31/03/2009
Bento XVI pede a jovens que sejam agentes de paz no mundo
Bento XVI pede a jovens que sejam agentes de paz no mundo!
Recebeu em audiência os voluntários do Serviço Civil italiano
Os jovens estão chamados a ser construtores da paz no mundo mediante a rejeição da violência, e isso vale tanto para os cristãos como para os demais homens e mulheres de boa vontade.

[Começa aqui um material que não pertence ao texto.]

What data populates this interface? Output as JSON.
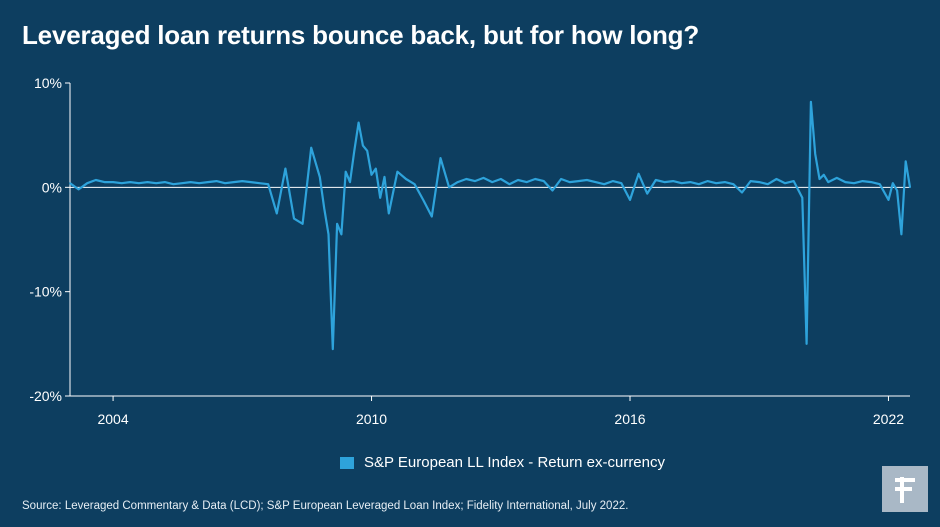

Assim afirmou o Papa ao receber em audiência os jovens voluntários do Serviço Civil italiano, no sábado 28, na sala Paulo VI.

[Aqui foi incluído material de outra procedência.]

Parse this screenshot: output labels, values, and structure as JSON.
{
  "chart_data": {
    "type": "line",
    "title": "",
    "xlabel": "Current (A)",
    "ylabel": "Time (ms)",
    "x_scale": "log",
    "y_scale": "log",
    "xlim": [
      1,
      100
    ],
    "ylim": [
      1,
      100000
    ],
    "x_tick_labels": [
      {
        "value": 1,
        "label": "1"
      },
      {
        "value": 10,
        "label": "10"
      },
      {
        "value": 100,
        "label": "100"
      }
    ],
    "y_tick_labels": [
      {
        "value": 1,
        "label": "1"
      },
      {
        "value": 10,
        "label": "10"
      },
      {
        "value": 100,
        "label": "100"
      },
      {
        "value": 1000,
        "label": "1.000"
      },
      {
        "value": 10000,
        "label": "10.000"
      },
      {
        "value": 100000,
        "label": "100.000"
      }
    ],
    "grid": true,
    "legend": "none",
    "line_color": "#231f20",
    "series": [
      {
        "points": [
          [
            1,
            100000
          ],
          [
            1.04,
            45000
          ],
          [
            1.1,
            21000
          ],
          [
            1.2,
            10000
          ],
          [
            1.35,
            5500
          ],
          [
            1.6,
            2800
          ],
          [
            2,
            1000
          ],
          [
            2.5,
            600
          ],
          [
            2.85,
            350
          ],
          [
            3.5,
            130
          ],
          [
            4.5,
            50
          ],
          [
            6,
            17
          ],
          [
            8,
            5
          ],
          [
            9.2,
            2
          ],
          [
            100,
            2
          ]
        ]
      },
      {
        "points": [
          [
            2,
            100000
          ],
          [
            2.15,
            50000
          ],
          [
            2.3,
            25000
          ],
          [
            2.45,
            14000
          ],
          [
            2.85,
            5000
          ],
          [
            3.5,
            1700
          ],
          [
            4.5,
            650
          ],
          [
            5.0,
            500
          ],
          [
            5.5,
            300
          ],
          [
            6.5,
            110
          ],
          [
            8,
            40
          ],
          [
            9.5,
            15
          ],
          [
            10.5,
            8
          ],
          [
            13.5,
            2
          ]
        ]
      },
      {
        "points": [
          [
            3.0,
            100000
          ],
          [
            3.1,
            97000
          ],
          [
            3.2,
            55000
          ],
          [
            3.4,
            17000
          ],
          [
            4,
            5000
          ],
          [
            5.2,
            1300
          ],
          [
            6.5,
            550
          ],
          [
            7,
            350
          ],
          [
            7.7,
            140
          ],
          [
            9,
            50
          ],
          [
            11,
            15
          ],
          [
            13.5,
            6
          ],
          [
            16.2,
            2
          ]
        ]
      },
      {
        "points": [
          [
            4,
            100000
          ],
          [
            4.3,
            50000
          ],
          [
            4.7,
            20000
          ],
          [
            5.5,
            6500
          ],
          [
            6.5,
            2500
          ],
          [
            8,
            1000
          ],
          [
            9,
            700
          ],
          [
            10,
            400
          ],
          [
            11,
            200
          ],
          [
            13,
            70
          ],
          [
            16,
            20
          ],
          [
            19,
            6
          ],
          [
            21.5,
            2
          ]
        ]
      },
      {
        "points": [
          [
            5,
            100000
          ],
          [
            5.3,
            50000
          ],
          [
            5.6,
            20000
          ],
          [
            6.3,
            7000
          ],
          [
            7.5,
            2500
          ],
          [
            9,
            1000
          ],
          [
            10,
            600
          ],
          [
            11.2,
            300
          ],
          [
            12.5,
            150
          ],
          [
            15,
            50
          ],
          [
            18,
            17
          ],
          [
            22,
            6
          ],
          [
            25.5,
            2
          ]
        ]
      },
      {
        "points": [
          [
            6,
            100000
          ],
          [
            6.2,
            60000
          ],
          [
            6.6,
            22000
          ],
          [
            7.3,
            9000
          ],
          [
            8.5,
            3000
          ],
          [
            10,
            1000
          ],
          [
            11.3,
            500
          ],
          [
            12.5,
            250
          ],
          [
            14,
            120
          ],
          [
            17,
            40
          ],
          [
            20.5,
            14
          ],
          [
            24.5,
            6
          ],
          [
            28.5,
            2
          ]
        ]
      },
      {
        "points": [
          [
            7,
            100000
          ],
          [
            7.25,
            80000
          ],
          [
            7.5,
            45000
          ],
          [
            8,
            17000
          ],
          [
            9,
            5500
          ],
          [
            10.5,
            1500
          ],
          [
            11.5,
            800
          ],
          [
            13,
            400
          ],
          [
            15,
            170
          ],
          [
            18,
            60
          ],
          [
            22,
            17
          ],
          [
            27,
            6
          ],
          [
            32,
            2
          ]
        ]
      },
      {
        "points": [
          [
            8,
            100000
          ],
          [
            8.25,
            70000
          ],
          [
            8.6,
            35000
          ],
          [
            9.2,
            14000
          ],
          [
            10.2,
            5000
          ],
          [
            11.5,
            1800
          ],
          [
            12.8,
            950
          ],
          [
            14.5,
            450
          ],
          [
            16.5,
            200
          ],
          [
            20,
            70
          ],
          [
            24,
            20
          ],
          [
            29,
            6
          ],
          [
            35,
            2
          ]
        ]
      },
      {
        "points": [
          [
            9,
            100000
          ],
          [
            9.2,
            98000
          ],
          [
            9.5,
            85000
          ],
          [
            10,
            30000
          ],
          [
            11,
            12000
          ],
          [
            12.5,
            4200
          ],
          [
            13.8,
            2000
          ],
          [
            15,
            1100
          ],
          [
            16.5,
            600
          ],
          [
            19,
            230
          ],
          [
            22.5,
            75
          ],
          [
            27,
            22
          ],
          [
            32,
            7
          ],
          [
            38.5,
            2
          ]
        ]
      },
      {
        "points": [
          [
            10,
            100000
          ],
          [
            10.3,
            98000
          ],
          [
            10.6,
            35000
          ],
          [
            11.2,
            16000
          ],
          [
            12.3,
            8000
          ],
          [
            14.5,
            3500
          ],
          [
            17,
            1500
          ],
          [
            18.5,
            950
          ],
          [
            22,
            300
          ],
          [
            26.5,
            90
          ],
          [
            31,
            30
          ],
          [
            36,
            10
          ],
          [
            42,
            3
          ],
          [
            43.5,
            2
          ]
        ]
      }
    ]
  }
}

Bento XVI quis propor aos jovens uma reflexão tomada da Constituição Pastoral Gaudium et spes, do Concílio Vaticano II, que no número 78 afirmava que a paz nunca se alcança duma vez para sempre, antes deve estar constantemente a ser edificada.
Naqueles momentos em que os países se iniciavam na corrida armamentista, a Igreja teve o valor de anunciar que este não era o caminho para a paz, explicou.

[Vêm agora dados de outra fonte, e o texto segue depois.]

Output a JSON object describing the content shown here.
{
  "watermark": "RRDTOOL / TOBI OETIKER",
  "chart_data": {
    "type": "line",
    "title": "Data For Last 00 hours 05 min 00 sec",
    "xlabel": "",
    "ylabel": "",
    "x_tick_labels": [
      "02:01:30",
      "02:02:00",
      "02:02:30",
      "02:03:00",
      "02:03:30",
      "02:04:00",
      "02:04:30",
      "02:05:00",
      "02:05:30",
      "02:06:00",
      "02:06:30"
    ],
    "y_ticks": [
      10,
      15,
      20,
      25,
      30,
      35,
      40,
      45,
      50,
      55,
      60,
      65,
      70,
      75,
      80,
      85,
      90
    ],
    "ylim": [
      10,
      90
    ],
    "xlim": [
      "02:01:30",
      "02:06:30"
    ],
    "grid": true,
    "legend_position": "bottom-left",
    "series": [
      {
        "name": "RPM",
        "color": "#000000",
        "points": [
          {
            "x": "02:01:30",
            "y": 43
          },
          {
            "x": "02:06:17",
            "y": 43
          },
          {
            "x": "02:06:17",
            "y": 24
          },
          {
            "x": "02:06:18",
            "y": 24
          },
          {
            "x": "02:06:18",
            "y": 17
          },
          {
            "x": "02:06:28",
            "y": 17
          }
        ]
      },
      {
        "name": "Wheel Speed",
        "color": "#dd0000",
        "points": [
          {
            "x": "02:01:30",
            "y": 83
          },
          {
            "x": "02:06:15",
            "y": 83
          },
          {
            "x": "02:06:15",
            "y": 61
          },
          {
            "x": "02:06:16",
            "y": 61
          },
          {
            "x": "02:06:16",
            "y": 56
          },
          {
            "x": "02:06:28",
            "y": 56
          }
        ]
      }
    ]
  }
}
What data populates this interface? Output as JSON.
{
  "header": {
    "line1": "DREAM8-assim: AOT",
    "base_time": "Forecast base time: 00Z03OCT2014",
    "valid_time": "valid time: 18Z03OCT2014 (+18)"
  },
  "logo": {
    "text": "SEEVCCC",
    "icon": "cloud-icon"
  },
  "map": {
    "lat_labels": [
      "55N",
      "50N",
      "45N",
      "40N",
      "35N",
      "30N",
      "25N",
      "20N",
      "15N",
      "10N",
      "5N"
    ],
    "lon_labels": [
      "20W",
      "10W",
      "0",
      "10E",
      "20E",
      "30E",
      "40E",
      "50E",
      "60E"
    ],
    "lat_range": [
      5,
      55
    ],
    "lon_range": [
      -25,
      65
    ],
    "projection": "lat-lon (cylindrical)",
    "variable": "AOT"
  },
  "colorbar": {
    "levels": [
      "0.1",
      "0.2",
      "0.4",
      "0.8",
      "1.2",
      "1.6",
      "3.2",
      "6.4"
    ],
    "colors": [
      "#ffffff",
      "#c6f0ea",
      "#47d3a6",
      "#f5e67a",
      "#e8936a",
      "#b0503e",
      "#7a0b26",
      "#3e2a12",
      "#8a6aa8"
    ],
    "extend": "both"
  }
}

Os Padres Conciliares pediam novos caminhos para a paz partindo da reforma dos espíritos, para que possa ser eliminado este escândalo e ao mundo, livre da ansiedade que o oprime, possa ser restituída a verdadeira paz.
O Papa sublinhou aos jovens que hoje, como naquela época, a autêntica conversão dos corações representa o caminho justo, o único que pode conduzir cada um de nós e a humanidade inteira à paz desejada.
É o caminho indicado por Jesus: Ele – que é o Rei do universo – não veio para trazer a paz ao mundo com um exército, mas através da rejeição da violência.
Este caminho é válido não só para os cristãos, acrescentou, mas para muitos homens e mulheres de boa vontade, testemunhas valentes da força da não-violência. A esta categoria de agentes de paz pertenceis também vós, queridos jovens amigos, acrescentou.
O Papa pediu aos jovens que sejam sempre e em todas as partes instrumentos de paz, rejeitando com decisão o egoísmo e a injustiça, a indiferença e o ódio, para construir e difundir com paciência e perseverança a justiça, a igualdade, a liberdade, a reconciliação, a acolhida, o perdão em cada comunidade.
Neste sentido, destacou a importância de seu trabalho com os mais pobres, recordando sua mensagem da Jornada Mundial da Paz deste ano: combater a pobreza é construir a paz.
Muitos de vós – penso por exemplo em todos que trabalham com a Cáritas e em outras estruturas sociais – estão diariamente empenhados no serviço a pessoas com dificuldades. Mas em cada caso, na variedade dos âmbitos de vossas atividades, cada um, através desta experiência de voluntariado, pode reforçar sua própria sensibilidade social, conhecer mais de perto os problemas das pessoas e tornar-se promotor ativo de uma solidariedade concreta, afirmou.
Finalmente, recordou aos jovens o Evangelho de Jesus sobre a importância de perder a própria vida para ganhá-la: Nestas palavras há uma verdade não só cristã, mas universalmente humana: a vida é um mistério de amor, que mais nos pertence quanto mais a doamos.
Assim diz uma célebre oração atribuída a São Francisco de Assis, que começa assim: ‘Ó, Senhor, fazei de mim um instrumento de vossa paz’; e termina com estas palavras: ‘Porque é dando que se recebe, perdoando que se é perdoado, morrendo que se vive para a vida eterna’. Queridos amigos, que esta seja sempre a lógica de vossa vida, concluiu o Papa.